Quatre ans après la mort brutale d’Ousmane Sy, le 27 décembre 2020, à l’âge de 45 ans, le festival La Maison d’Uzès donne à revoir Queen Blood, sa pièce précocement testamentaire, en plein air dans le bel espace du Jardin de l’Évêché.
Allauné Blegbo, Cynthia Casimir, Megan Deprez, Selasi Dogbatse, Valentina Dragotta, Dominique Elenga, Nadia Gabrieli Kalati, Linda Hayford, Nadiah Idris, Odile Lacides, Audrey Minko, Stéphanie Paruta sont prêtes à jouer. Elle sont donc sept danseuses, toutes championnes de battle et membres du groupe Paradox-Sal, un groupe d’afro-house exclusivement féminin, fondé par Ousmane Sy, codirecteur du collectif FAIR-E, à la tête du CCN de Rennes et de Bretagne.
Les battles se font au son d’une house par essence vidée du féminin : danser sur de l’électro est totalement androgyne. Ousmane Sy avait dans cette pièce pris le contre-pied en permettant aux filles de déployer leur danse la plus naturelle dans leur diversité de tout : taille, morphologie et couleur de peau.
S’en suit une bonne heure survoltée à la lumière bien écrite de Xavier Lescat. Elles dansent dans les codes hip-hop les plus classiques qu’elles maîtrisent toutes à la perfection. L’alternance se fait fluide entre les solos et les scènes de groupe où le corps commun prime. La bande-son est totalement canon, on y croise Nina Simone ou Famba Nawera. Chaque chanson est de façon formelle le support à un tableau.
Ce qui est intéressant ici, c’est la façon dont la grammaire et l’esthétique street du hip-hop viennent se caler sur les beats de la house.
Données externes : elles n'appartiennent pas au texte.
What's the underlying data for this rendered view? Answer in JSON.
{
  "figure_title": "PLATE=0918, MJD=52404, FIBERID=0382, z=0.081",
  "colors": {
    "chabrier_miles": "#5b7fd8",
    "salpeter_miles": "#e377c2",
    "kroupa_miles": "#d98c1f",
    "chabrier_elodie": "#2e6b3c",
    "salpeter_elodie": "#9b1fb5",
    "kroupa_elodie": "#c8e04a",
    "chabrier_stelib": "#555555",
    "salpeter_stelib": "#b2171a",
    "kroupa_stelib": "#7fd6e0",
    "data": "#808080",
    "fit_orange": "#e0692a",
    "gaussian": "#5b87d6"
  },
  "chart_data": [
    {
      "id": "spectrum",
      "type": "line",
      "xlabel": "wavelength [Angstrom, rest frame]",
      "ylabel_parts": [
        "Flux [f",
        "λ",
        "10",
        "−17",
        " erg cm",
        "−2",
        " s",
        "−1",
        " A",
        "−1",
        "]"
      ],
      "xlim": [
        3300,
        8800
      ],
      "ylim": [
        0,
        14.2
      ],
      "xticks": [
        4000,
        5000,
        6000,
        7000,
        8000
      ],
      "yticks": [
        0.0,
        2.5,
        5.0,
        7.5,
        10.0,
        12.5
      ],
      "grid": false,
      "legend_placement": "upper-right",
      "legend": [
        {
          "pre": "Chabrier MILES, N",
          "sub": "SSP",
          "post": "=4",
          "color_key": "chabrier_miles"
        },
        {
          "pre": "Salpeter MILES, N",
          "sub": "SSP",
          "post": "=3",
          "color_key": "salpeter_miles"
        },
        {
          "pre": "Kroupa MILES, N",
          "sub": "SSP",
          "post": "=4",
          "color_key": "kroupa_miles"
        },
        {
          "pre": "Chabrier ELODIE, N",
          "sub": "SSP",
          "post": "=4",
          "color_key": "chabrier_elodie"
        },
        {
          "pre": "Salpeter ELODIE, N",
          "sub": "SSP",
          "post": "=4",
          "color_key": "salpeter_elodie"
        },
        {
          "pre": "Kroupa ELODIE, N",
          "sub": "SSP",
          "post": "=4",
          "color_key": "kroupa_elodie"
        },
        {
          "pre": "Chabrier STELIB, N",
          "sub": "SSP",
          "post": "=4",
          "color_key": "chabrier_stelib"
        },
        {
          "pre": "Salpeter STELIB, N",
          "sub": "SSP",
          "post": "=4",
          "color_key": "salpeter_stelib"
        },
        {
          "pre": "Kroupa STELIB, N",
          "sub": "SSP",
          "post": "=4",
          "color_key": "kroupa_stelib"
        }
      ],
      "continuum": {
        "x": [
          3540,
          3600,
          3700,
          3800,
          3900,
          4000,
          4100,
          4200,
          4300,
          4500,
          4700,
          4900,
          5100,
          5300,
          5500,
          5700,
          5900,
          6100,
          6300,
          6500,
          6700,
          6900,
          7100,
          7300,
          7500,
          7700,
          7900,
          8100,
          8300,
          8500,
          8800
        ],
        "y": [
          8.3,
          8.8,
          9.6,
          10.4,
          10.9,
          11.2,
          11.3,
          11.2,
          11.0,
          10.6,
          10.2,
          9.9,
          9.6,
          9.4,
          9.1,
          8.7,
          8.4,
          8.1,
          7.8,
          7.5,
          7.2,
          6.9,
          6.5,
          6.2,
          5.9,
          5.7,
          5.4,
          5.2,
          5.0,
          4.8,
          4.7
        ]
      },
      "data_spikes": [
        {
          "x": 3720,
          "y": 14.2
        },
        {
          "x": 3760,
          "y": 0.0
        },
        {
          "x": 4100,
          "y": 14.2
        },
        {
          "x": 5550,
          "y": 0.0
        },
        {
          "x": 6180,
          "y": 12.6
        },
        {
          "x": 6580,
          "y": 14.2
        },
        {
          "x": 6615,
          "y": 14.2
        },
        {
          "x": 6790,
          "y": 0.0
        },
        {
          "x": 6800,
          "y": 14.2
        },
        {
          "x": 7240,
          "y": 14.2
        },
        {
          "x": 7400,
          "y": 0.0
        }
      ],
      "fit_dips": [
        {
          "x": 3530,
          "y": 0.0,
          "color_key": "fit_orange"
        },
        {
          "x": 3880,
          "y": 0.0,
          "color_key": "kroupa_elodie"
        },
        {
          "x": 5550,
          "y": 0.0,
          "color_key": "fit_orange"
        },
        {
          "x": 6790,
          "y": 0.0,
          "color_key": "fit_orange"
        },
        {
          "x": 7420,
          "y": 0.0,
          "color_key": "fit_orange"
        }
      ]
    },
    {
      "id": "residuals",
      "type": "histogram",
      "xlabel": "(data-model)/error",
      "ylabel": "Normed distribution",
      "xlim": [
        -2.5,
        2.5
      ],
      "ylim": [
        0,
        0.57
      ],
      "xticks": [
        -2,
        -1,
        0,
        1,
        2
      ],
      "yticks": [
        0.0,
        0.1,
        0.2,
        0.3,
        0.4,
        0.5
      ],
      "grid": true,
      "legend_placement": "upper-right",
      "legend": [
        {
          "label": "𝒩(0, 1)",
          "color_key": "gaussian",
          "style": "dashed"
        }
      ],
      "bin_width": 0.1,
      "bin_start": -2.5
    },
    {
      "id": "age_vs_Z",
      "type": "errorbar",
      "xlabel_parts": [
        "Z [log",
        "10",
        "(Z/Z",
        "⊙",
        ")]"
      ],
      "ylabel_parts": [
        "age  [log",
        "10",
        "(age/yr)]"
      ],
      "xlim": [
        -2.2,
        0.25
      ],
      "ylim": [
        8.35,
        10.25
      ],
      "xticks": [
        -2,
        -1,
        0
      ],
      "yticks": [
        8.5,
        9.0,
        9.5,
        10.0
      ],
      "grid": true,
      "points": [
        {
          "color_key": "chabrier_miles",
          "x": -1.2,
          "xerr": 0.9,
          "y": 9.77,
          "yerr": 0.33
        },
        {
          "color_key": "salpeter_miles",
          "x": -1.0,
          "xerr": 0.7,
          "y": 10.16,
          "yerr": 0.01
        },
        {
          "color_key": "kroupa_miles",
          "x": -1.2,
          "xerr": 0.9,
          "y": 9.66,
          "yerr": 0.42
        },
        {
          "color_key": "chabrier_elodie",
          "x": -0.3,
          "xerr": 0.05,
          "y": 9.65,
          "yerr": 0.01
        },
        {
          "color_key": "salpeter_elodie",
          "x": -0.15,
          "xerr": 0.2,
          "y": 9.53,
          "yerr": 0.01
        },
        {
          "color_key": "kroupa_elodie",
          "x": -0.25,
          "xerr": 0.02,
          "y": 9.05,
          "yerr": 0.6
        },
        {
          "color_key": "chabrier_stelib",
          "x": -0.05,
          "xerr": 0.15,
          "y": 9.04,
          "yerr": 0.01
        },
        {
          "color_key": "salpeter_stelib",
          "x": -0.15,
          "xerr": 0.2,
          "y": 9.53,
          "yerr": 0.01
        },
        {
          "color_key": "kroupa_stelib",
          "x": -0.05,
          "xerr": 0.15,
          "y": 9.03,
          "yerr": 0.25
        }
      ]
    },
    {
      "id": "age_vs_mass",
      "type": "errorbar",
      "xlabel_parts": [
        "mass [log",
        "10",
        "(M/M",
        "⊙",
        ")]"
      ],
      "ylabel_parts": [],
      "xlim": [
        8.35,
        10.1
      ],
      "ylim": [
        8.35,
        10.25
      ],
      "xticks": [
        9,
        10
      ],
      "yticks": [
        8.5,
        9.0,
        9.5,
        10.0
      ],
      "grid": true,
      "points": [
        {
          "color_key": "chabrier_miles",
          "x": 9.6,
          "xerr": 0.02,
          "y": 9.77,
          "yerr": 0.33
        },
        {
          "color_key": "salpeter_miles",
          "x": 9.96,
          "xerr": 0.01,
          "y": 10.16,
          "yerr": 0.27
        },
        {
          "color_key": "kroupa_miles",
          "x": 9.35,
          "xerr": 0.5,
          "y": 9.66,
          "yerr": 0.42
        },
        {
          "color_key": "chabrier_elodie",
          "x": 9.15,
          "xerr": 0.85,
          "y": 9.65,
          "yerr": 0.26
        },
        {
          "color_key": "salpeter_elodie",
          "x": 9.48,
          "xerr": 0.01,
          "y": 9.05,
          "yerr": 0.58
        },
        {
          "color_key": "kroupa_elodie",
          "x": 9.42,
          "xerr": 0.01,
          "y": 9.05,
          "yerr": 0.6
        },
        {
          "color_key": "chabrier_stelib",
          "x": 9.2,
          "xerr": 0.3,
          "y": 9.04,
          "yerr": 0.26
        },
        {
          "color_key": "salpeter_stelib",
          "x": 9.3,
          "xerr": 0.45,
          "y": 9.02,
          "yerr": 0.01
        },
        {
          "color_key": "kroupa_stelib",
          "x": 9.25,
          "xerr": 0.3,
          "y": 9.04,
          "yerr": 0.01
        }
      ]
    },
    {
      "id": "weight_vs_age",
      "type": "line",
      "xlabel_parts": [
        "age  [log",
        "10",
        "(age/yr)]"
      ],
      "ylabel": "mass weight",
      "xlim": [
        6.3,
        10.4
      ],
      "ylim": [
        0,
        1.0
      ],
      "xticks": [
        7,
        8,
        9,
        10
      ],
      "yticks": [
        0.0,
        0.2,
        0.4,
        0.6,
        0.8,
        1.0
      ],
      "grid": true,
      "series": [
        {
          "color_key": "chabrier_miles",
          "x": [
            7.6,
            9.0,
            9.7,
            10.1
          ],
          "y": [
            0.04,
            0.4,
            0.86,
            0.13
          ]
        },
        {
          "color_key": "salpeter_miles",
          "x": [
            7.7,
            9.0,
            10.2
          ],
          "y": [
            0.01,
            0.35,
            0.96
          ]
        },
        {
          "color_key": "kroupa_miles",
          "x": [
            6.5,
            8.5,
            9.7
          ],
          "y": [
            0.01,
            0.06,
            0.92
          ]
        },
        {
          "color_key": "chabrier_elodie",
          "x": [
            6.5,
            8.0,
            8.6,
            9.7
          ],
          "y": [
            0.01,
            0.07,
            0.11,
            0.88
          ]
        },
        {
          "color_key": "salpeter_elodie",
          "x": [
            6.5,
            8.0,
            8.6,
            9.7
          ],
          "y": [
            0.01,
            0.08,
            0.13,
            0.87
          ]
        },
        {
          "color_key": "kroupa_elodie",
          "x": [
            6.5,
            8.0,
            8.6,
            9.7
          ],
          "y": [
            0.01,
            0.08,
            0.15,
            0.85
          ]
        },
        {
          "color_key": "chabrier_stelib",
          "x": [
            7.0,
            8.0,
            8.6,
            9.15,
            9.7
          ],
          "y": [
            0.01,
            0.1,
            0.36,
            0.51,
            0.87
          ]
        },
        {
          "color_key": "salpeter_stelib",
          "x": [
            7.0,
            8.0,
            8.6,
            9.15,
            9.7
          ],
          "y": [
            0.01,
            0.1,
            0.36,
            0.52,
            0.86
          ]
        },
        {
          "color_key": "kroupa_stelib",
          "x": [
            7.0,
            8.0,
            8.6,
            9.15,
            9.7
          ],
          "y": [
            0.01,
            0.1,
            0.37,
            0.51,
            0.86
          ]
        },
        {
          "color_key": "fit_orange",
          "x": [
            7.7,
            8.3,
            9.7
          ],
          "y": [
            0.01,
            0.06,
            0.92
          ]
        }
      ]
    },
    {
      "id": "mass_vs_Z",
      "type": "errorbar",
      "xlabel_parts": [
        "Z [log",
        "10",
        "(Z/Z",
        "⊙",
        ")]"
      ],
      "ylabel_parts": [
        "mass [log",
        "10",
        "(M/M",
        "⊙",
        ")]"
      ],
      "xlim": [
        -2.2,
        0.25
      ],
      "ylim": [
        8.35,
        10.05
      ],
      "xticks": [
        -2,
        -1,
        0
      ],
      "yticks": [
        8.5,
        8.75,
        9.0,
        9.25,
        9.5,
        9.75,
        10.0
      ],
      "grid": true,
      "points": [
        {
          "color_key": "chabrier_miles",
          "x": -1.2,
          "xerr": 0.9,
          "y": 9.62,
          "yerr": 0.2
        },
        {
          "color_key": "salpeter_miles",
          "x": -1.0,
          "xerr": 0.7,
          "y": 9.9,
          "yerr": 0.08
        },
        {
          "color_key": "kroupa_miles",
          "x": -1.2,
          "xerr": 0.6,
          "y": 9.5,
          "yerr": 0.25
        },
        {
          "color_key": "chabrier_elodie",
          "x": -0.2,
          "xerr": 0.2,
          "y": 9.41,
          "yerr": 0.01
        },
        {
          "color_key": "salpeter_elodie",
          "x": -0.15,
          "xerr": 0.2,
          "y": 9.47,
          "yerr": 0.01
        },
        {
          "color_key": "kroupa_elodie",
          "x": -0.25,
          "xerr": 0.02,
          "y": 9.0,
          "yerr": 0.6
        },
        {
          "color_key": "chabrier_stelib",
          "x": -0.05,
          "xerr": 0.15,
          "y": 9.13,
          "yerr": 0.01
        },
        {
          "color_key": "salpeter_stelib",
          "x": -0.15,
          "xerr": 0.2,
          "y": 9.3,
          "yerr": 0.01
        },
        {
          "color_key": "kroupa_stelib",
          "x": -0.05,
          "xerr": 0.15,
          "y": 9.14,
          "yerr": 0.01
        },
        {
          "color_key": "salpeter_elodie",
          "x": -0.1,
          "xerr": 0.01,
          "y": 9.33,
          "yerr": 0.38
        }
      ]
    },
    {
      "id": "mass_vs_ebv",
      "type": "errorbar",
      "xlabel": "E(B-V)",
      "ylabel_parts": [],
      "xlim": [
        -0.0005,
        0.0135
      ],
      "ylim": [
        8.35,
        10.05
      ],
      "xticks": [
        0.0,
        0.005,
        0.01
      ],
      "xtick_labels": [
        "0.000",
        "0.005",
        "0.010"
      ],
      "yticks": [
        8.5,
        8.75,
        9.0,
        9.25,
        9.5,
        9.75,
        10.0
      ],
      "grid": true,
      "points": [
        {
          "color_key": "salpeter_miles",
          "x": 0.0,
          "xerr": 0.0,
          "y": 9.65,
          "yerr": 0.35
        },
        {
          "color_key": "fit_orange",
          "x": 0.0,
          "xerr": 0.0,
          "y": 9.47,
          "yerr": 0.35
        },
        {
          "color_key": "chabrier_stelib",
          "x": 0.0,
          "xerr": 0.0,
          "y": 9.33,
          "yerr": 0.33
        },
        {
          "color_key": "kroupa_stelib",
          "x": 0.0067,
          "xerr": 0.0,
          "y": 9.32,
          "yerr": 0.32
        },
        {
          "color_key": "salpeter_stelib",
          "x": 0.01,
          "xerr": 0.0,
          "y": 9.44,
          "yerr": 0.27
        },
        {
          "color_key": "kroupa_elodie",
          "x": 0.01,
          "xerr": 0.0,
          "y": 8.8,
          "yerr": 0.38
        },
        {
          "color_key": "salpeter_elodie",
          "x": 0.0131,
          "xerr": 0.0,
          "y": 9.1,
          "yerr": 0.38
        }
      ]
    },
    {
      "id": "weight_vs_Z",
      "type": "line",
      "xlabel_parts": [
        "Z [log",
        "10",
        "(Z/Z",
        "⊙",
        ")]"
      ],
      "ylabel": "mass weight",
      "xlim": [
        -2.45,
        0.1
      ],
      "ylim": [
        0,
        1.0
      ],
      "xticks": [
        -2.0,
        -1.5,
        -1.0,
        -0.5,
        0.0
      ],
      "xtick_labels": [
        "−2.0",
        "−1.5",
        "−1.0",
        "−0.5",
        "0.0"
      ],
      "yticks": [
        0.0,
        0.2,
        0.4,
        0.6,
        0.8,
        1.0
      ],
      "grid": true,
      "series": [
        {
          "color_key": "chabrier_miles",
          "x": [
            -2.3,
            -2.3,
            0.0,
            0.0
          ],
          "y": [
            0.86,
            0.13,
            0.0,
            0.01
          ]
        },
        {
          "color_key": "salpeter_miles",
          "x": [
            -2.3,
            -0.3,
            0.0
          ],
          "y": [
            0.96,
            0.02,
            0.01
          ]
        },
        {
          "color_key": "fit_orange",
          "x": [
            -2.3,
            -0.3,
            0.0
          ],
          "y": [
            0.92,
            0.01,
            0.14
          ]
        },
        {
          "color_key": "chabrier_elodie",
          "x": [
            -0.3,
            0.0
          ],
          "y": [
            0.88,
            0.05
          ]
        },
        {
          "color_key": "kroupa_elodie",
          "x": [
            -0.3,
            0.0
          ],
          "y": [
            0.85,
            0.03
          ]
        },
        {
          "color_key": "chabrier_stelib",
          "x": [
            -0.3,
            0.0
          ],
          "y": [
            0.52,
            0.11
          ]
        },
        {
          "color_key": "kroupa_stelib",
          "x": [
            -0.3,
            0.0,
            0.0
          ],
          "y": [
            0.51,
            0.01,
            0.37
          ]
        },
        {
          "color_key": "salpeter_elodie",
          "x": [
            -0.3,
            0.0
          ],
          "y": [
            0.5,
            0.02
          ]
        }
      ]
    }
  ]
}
Les filles ont l’occasion de chacune déployer des états de corps vraiment pertinents où les tremblements sont maîtrisés comme les déplacements qui glissent rapidement. Le buste est forcément assez tenu, presque comme des boxeuses. Il y a du combat bien sûr ici, mais avec une bienveillance palpable.
La pièce ne prétend pas remettre en jeu toute la syntaxe urbaine, mais juste de s’éclater avec une bonne dose de talent. Regards serrés, elles dévissent plus vite et déploient une urgence de danser viscérale.
Néanmoins, malgré la volonté testamentaire et la générosité intacte de la proposition, on peut regretter une dramaturgie un peu trop légère. Queen Blood ne fait que survoler les origines africaines du rythme house pour traduire ce lien en danse. Ousmane Sy est mort alors qu’il était en plein terrain de recherche, près à explorer encore plus.
Le Festival La Maison Danse Uzès continue jusqu’au 9 juin.